Rogers ran in the second heat, which also went out fast, led by Australia’s Catriona Bisset, the athlete who fell hard in the first round, got spiked in the thigh, and was later advanced by the race referee. Bisset lead at 200 meters (27.5) and 400 meters (57.4) assuring that the race would have a fast finish time. The Australian actually had about a two-meter lead at the halfway mark.
But on the backstretch of the final lap, Great Britain’s 2021 Olympic silver medalist Keely Hodgkinson took over the lead and only Jamaica’s Natoya Goule and Rogers could follow. That set up a three-way sprint for the two automatic qualifying spots. Rogers, last summer’s Olympic bronze medalist, felt her positioning was good.
“I really wanted to be aggressive, be in the mix, stay in good position,” Rogers told a group of reporters after her race.
Hodgkinson led out of the final bend with Goule in hot pursuit. Those two athletes were closer to the inside, and Rogers was in the middle of the track trying to match their pace. In the end Hodgkinson won in 1:58.51 to Goule’s 1:58.73.
Rogers nearly caught the Jamaican, but fell slightly short in 1:58.77. Nonetheless, she advanced as the fastest athlete who would finish outside of the top-2 across all three heats.
“All in all, I gave my best today and I’m happy with that,” Rogers said.

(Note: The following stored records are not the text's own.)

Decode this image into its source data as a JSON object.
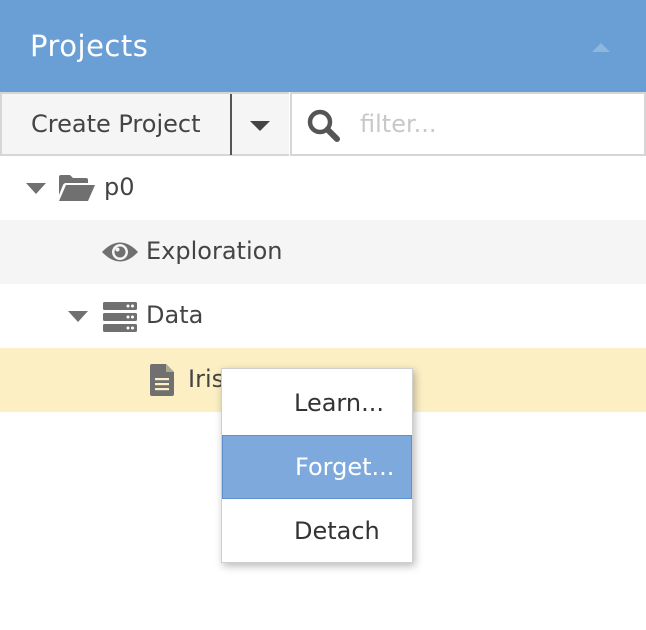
{
  "header": {
    "title": "Projects"
  },
  "toolbar": {
    "create_label": "Create Project",
    "filter_placeholder": "filter..."
  },
  "tree": {
    "items": [
      {
        "label": "p0",
        "icon": "folder-open-icon",
        "expanded": true
      },
      {
        "label": "Exploration",
        "icon": "eye-icon"
      },
      {
        "label": "Data",
        "icon": "server-icon",
        "expanded": true
      },
      {
        "label": "Iris",
        "icon": "file-icon",
        "selected": true
      }
    ]
  },
  "context_menu": {
    "items": [
      "Learn...",
      "Forget...",
      "Detach"
    ],
    "highlighted_item": "Forget..."
  },
  "colors": {
    "header_bg": "#6a9fd6",
    "selected_row_bg": "#fcefc4",
    "menu_highlight_bg": "#7ea9dc"
  }
}
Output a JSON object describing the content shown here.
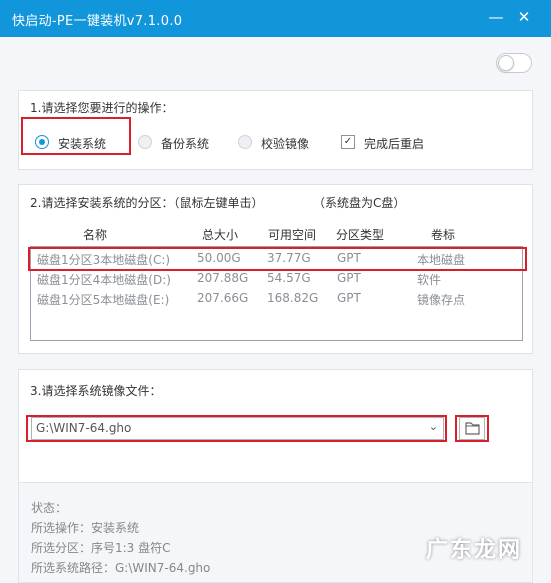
{
  "window": {
    "title": "快启动-PE一键装机v7.1.0.0",
    "minimize_glyph": "—",
    "close_glyph": "✕"
  },
  "toggle": {
    "state": "off"
  },
  "operation": {
    "title": "1.请选择您要进行的操作：",
    "options": [
      {
        "label": "安装系统",
        "selected": true
      },
      {
        "label": "备份系统",
        "selected": false
      },
      {
        "label": "校验镜像",
        "selected": false
      }
    ],
    "reboot_checkbox": {
      "label": "完成后重启",
      "checked": true
    }
  },
  "partition": {
    "title": "2.请选择安装系统的分区：（鼠标左键单击）",
    "note": "（系统盘为C盘）",
    "columns": [
      "名称",
      "总大小",
      "可用空间",
      "分区类型",
      "卷标"
    ],
    "rows": [
      [
        "磁盘1分区3本地磁盘(C:)",
        "50.00G",
        "37.77G",
        "GPT",
        "本地磁盘"
      ],
      [
        "磁盘1分区4本地磁盘(D:)",
        "207.88G",
        "54.57G",
        "GPT",
        "软件"
      ],
      [
        "磁盘1分区5本地磁盘(E:)",
        "207.66G",
        "168.82G",
        "GPT",
        "镜像存点"
      ]
    ]
  },
  "image": {
    "title": "3.请选择系统镜像文件：",
    "selected_file": "G:\\WIN7-64.gho",
    "dropdown_icon": "chevron-down",
    "browse_icon": "folder"
  },
  "status": {
    "label": "状态：",
    "operation": "所选操作：安装系统",
    "partition": "所选分区：序号1:3    盘符C",
    "image_path": "所选系统路径：G:\\WIN7-64.gho"
  },
  "watermark": "广东龙网",
  "colors": {
    "titlebar": "#1296db",
    "highlight": "#d9202a",
    "radio_selected": "#1296db"
  }
}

Mu, the reigning Olympic champion, ran in heat three, and just like in yesterday’s preliminary round she qualified for the final with little drama. Mu let Ethiopia’s Diribe Welteji lead through 400 meters in the fastest halfway split of the day, 57.1.

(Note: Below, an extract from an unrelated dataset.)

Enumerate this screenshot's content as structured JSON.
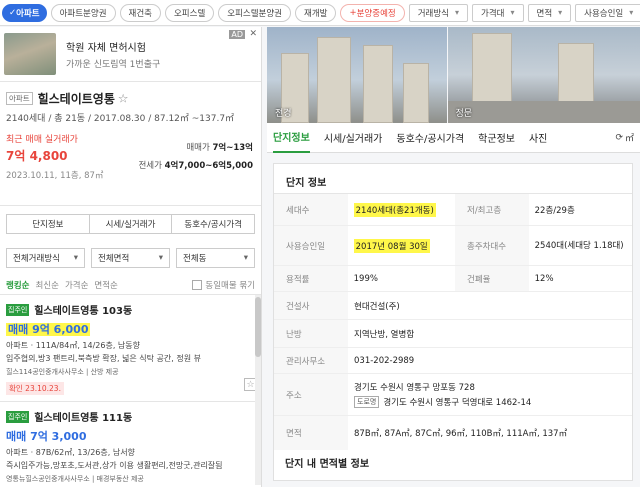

Mu and Welteji steadily pulled away from the rest of the field, and in the final 100 meters they ran side-by-side with Mu just half a step in front on the outside. Mu got the win in 1:58.12, the fastest time of the day, with Welteji a very close second in 1:58.16.
“Definitely a faster-paced race, which I kind of wanted to have going into this,” Mu said, comparing tonight’s effort with her prelim where she ran 2:01.30.
“I wasn’t expecting someone else to take the lead, but I’m happy that I got that experience just because no one knows what’s going to happen in the final, so just be prepared for anything.
“I just really wanted to focus on keeping my composure and just going with the leader and just make sure I had that extra push (at the end).”
Behind Mu and Welteji, Slovenia’s Anita Horvat –who only moved up to the 800m last year after focusing on the 400m for eight seasons– sprinted hard in the homestretch and got third in a personal best 1:59.60, her first-ever sub-2:00 effort.
Her hard work paid off as she earned the second and final time qualifier and made her first-ever World Athletics Championships final in any discipline.
“This is just amazing,” Horvat told the championships’ flash quotes interviewers. “I still cannot believe it. I saw the clock when we turned the 400m and I saw that it was fast, but I just kept fighting. My legs were burning but I just did not give up.”
The women’s 800m final will be Sunday at 18:35 local time. No American woman has ever won an 800m title.